B2B buyer intent data providers help companies resonate with their target audience in a sea of competitors. They can create timely campaigns to convert a prospect into a customer. According to Statista, about 70% of technology vendors rely on buyer intent data vendors for better prospecting. This puts B2B buyer intent data providers in the spotlight more than ever to come up with innovative solutions that can streamline marketing strategies and get more leads to the sales department.

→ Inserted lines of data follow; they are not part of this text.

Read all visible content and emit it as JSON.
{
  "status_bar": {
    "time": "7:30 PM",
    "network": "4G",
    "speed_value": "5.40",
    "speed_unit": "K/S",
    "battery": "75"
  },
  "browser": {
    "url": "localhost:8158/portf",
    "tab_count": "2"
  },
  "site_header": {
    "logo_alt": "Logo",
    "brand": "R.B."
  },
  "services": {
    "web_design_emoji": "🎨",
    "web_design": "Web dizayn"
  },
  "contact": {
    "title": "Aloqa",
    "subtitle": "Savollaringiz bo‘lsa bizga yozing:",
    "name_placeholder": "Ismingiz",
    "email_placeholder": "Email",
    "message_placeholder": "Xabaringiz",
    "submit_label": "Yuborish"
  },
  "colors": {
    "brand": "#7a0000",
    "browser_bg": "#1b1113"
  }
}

Buyer Intent Data: What It Delivers
Businesses are sourcing intent data from B2B buyer intent data providers to maintain a competitive edge and grow. Here are a few of the key areas that buyer intent data can positively influence:
Your Prospecting
With the help of buyer intent data, your sales team can engage with a prospect with added accuracy at the right time (ZMoT) because it has the contextual information on the prospect. The team can prioritize good-fit leads and accounts.
Your Messaging
Identify any messaging gaps and create ideal, personalized, and precise messaging for your lead nurturing campaigns to increase engagement. Buyer intent data reveals your prospects’ interests and pain points, which you can capitalize on through your messaging.
Your Ad Targeting
Your ad campaigns can be more accurate thanks to B2B buyer intent data. They can target both known and unknown prospects who engage with your key topics with precise messaging.
Your ABM Campaign
In ABM marketing, B2B buyer intent data can tell you which of your target accounts are actively in the market looking for your product or services. It can also help you prioritize engagement and resource allocation and tailor messaging to address specific pain points that your target accounts are struggling with.
Your Revenue
The combined result of using buyer intent data tools is a spike in your revenue through lead nurturing campaign personalization, timely engagement, enhanced sales prioritization, and customer experience.

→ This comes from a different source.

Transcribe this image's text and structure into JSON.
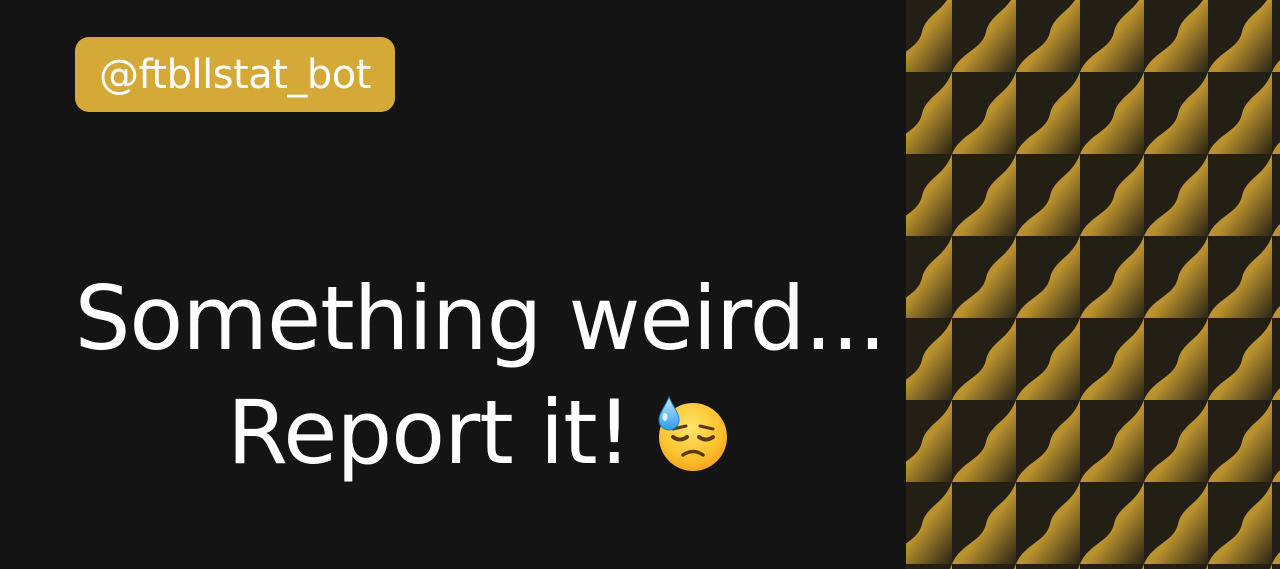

How is B2B Buyer Intent Data Driving Revenue?
For some time now, B2B buyer intent data has been a buzzword for B2B marketers because it is streamlining the conversion of marketing qualified leads (MQLs) to sales qualified leads (SQLs) through multi-channel targeted advertising. It helps them focus more on engaging prospects with buyer interest than on their size to predict the actions of prospects. It considerably shortens sales cycles and assists in demand orchestration when integrated with the sales funnel.

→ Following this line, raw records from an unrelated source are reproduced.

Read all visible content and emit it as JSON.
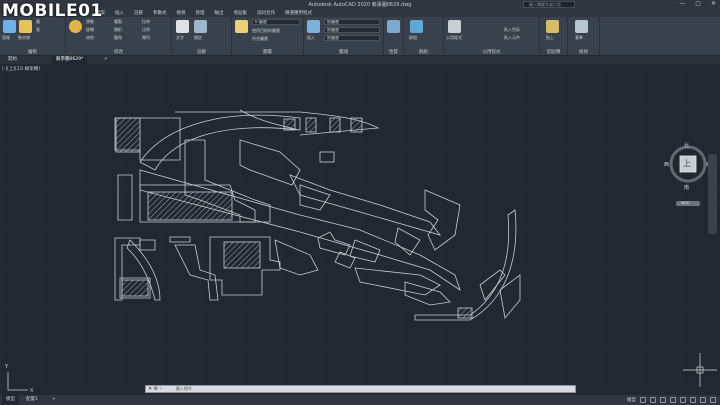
{
  "watermark": "MOBILE01",
  "window": {
    "title": "Autodesk AutoCAD 2020  競爭圖0629.dwg",
    "search_placeholder": "鍵入關鍵字或片語",
    "controls": [
      "—",
      "▢",
      "✕"
    ]
  },
  "menu": [
    "檔案",
    "插入",
    "註解",
    "參數式",
    "檢視",
    "管理",
    "輸出",
    "增益集",
    "協同合作",
    "精選應用程式"
  ],
  "ribbon": {
    "panels": [
      {
        "title": "繪製",
        "buttons": [
          "線",
          "聚合線",
          "圓",
          "弧"
        ]
      },
      {
        "title": "修改",
        "buttons": [
          "移動",
          "旋轉",
          "修剪",
          "複製",
          "鏡射",
          "圓角",
          "拉伸",
          "比例",
          "陣列"
        ]
      },
      {
        "title": "註解",
        "buttons": [
          "文字",
          "標註"
        ]
      },
      {
        "title": "圖層",
        "buttons": [
          "圖層性質"
        ]
      },
      {
        "title": "圖塊",
        "buttons": [
          "插入",
          "建立"
        ]
      },
      {
        "title": "性質",
        "buttons": [
          "符合性質"
        ]
      },
      {
        "title": "群組",
        "buttons": [
          "群組"
        ]
      },
      {
        "title": "公用程式",
        "buttons": [
          "測量"
        ]
      },
      {
        "title": "剪貼簿",
        "buttons": [
          "貼上"
        ]
      },
      {
        "title": "檢視",
        "buttons": [
          "基準"
        ]
      }
    ],
    "labels": {
      "draw_big": [
        "直線",
        "聚合線",
        "圓",
        "弧"
      ],
      "modify_small": [
        "移動",
        "旋轉",
        "修剪",
        "複製",
        "鏡射",
        "圓角",
        "拉伸",
        "比例",
        "陣列"
      ],
      "annotation_big": [
        "文字",
        "標註"
      ],
      "layer_dd1": "0  圖層",
      "layer_dd2": "使用目前的圖層",
      "layer_dd3": "符合圖層",
      "insert_label": "插入",
      "match_label": "符合性質",
      "group_label": "群組",
      "measure_label": "公用程式",
      "paste_label": "貼上",
      "base_label": "基準",
      "properties_dd": [
        "依圖層",
        "依圖層",
        "依圖層"
      ],
      "prop_right": [
        "貼入色彩",
        "貼入元件"
      ]
    }
  },
  "tabs": {
    "start": "開始",
    "file": "競爭圖0629*",
    "add": "+"
  },
  "viewport": {
    "label": "[-][上][2D 線架構]"
  },
  "viewcube": {
    "north": "北",
    "south": "南",
    "east": "東",
    "west": "西",
    "top": "上",
    "wcs": "WCS"
  },
  "ucs": {
    "x": "X",
    "y": "Y"
  },
  "command": {
    "prompt": "鍵入指令"
  },
  "status": {
    "model": "模型",
    "layout": "配置1",
    "add": "+",
    "model_right": "模型"
  },
  "colors": {
    "canvas": "#212830",
    "ribbon": "#38414c",
    "line": "#c9ced4",
    "hatch": "#bfc4ca"
  }
}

Let us look at how B2B buyer intent data can benefit businesses:
Understanding the Customers’ Pain Points and Demands
Using TechTarget’s Priority Engine, a prospect-level intent data product, Zoom was able to solve three crucial challenges in their ABM marketing strategy: sorting their prospects, personalized messaging to engage these prospects, and the perfect time to get in touch with them. With the help of Priority Engine, Zoom’s sales representatives improved their efficiency and generated more qualified leads that were closer to conversion.
Optimizing Sales and Marketing Approaches
It is crucial to implement ABM marketing to build an enterprise pipeline. Tracking deal progression, account engagement, and sales and marketing alignment are important for any company to succeed. Dialpad, a cloud communications platform, leveraged Demandbase to optimize its sales and marketing approaches. The platform provided Dialpad with insights whenever a lead moved from marketing qualified to sales qualified, so its sales reps never missed an opportunity. In less than six months, Dialpad sales reps got 80% more MQLs for conversions, a 20% increase in target account penetration, and 15% more deals in the pipeline in a shorter timeline.
Creating a Targeted Content Strategy and Web Personalization
Companies can no longer rely only on search engine optimization while designing their content strategy. They need to focus on offering a solid customer experience through web personalization and targeted content that addresses the pain points of the customers through effective solutions. Dodge Data, a data analytics company, used buyer intent data from Triblio to create a content strategy, personalize their website, and execute targeted display advertising campaigns. Dodge Data re-engaged 30-40 visitors per day, approaching them right when they were warm, leading to more conversions than when they relied only on demand generation campaigns.
Customer Retention Through Insights
Post-sales experience is just as important for business growth as gaining new customers. With the help of Demandbase One, Equilar, a software and technology company, was able to retain their customers and serve them on time with the help of insights on product activity and engagement. The company received regular alerts on the accounts it was catering to so it could reach out to them and keep the existing clients happy.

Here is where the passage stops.